Tuesday, February 19, 2019

Interest only loans

I am having trouble understanding the hoo-hah and drivel surrounding interest only loans.
There are continual reports and articles by so called expert journalists expounding doom and gloom warning that millions are about to lose their homes all due to the borrowers stupidity and having the temerity to acquire interest only mortgages.
Human nature is such that we will believe anything which falls in line with our hopes and desires because we want it to be true.  Financial Services Providers [FSP] know this and advertise their products to appeal to satisfying those hopes and desires.  Nothing knew and something of which we are all well aware.
The FSP throws out a carrot to vulnerable people [all of us] by offering the dream couched in glowing rhetoric.  People look past the 95%+ leverage and the interest only nature of the loan because they can now afford to get into their own home and stop paying rent and the world will now be a place of joy and abundance.
Providing the numbers are correct in terms of affordability and our countries’ economy is solid, this cannot be a bad thing on several levels including growth in the building industry and giving people a smile.
However, FSP’s are treading a fine line to profit because they know an economic hiccup may cause issues.  Even if employment is strong any downturn in prices will see the people who were sold the dream drop into ‘temporary’ negative equity.  This is not an issue for the borrower as property prices will increase eventually but it is an issue for the lender or those people who sold the dream.  Why?  Because their loan books have also hit negative equity and they may even be trading insolvent because they have lent more than their assets cover.
So, it’s not the borrower who has the immediate issue, it’s the lender having overstepped their own risk parameters and panicking.
Everyone then panics driven by stupid sensationalist reporting and spending stops and the country slows causing even more panic and we all, lose the smile.
The issue is NOT interest only loans as this is merely a vehicle to pay and it’s the borrower who must face the consequences and pay the piper if the world’s economy implodes, terrorists blow up Christmas, Tsunami’s hit Uluru and/or unemployment rises.
The issue is leverage and equity.   If global economic meltdown happens and s/he loses their job then they have a nest egg or fail safe to be able to sustain payments providing they have paid off a portion of the loan.   This a comfortable place to be in knowing that even if the worst happens home will still be home.

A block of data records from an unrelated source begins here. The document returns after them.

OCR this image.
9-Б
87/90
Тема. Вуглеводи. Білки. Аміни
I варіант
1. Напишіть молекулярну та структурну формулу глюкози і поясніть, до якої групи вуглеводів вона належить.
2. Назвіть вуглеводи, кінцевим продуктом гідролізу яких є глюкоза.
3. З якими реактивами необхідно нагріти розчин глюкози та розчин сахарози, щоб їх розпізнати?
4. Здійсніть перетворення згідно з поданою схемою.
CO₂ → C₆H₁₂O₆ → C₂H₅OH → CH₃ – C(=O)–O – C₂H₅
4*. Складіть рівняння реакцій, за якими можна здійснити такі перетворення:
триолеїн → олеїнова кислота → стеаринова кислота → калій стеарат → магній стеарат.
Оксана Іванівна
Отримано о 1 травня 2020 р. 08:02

So, to be able to sleep at rest, go for the interest only loan but with a leverage not exceeding say 90% and pay into that loan account every cent you can muster, live off the credit card and draw only enough to pay that credit card on the last day of interest free periods.  Two reasons, firstly it reduces interest on the interest only home loan and secondly builds a panic fund so if something does happen all is not lost.  Manage your debt and don’t let the dream makers profit at your expense.
And that is the issue.  There is nothing wrong with leverage and interest only providing you use the system to advantage and manage the debt.  I mean active hands on management knowing for example exactly when to pay credit card debt.  Know your commitments and build a simple spreadsheet of all debts on a time line so you know what needs to be paid and when.
The FSP’s know all this but prefer not to have to think about it by offering so called ‘vanilla’ home loans of principal and interest where loan exposure is reduced all the time.  This is an advantage to the FSP but not the borrower.  The FSP’s then load the interest rate for interest only to dissuade people from this type of loan because they know, if it’s managed, they will lose profit.  Worse, the borrower has no fail safe.